I spent many hours in peaceful solitude on the prairie during my childhood, gathering critters from the dugouts to put under a microscope, taking note of the phenology of wildflowers and watching the ground squirrels play hide and seek. But I also spent many hours in the silent company of my father, collecting interesting rocks, driving to ponds to see migrating sandhill cranes and snow geese, and exploring abandoned homesteads. Sometimes dad would just invite me to jump in the car and take me and Lunar on an adventure, without a word of explanation.

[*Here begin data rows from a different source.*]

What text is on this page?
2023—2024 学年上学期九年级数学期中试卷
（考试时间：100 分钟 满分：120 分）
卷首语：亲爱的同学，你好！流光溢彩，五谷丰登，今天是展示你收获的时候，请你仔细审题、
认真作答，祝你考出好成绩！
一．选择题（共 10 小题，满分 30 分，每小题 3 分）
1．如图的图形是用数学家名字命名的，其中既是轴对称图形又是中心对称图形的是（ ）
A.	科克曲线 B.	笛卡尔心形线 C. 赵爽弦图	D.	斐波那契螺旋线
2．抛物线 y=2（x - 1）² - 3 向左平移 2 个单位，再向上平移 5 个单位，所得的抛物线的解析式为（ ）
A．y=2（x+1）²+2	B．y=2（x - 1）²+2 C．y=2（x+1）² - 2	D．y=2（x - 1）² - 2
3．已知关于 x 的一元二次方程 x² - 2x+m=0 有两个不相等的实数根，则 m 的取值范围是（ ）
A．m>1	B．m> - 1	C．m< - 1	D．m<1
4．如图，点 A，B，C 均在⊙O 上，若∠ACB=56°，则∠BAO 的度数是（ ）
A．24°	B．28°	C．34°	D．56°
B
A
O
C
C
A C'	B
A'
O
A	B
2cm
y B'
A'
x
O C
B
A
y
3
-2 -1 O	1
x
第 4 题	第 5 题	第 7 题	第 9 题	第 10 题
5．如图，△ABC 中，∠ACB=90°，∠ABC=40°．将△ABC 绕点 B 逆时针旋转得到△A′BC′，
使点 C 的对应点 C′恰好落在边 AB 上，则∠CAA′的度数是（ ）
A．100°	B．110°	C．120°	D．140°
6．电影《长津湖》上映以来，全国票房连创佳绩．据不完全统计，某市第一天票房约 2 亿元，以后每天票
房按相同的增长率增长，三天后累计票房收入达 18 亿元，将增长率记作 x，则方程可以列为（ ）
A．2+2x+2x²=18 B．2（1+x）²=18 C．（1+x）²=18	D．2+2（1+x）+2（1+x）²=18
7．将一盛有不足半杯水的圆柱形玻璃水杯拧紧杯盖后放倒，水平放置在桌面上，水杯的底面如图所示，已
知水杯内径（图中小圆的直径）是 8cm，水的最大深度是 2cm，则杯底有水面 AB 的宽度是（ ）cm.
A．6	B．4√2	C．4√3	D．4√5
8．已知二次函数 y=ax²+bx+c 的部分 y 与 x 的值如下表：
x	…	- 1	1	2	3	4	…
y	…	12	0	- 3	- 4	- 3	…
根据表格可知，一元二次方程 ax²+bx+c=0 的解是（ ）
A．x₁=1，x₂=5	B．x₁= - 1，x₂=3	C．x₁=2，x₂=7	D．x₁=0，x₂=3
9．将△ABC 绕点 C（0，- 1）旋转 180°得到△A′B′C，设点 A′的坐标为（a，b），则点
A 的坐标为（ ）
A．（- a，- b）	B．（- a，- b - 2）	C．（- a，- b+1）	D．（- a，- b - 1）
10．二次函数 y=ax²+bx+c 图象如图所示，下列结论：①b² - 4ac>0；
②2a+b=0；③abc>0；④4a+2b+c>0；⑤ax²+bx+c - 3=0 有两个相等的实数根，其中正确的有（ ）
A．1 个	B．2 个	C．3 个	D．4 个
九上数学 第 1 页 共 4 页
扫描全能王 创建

He’d bring his camera and we’d go look for the horned owl that liked to perch in the window of an empty farmhouse.
We’d take photos until the sun went over the horizon and we lost the light. I miss his companionship, and think about how he would enjoy the thrum of insects around the purple coneflowers and brown-eyed Susans in the gardens in mid August in Vancouver. In honor of my father, I will stay out until dusk and photograph the bees lay sleeping in their petals until I lose the light. I will walk home, thinking how lucky I am to live in this complex, beautiful world. I will celebrate the ephemeral nature of goldenrod.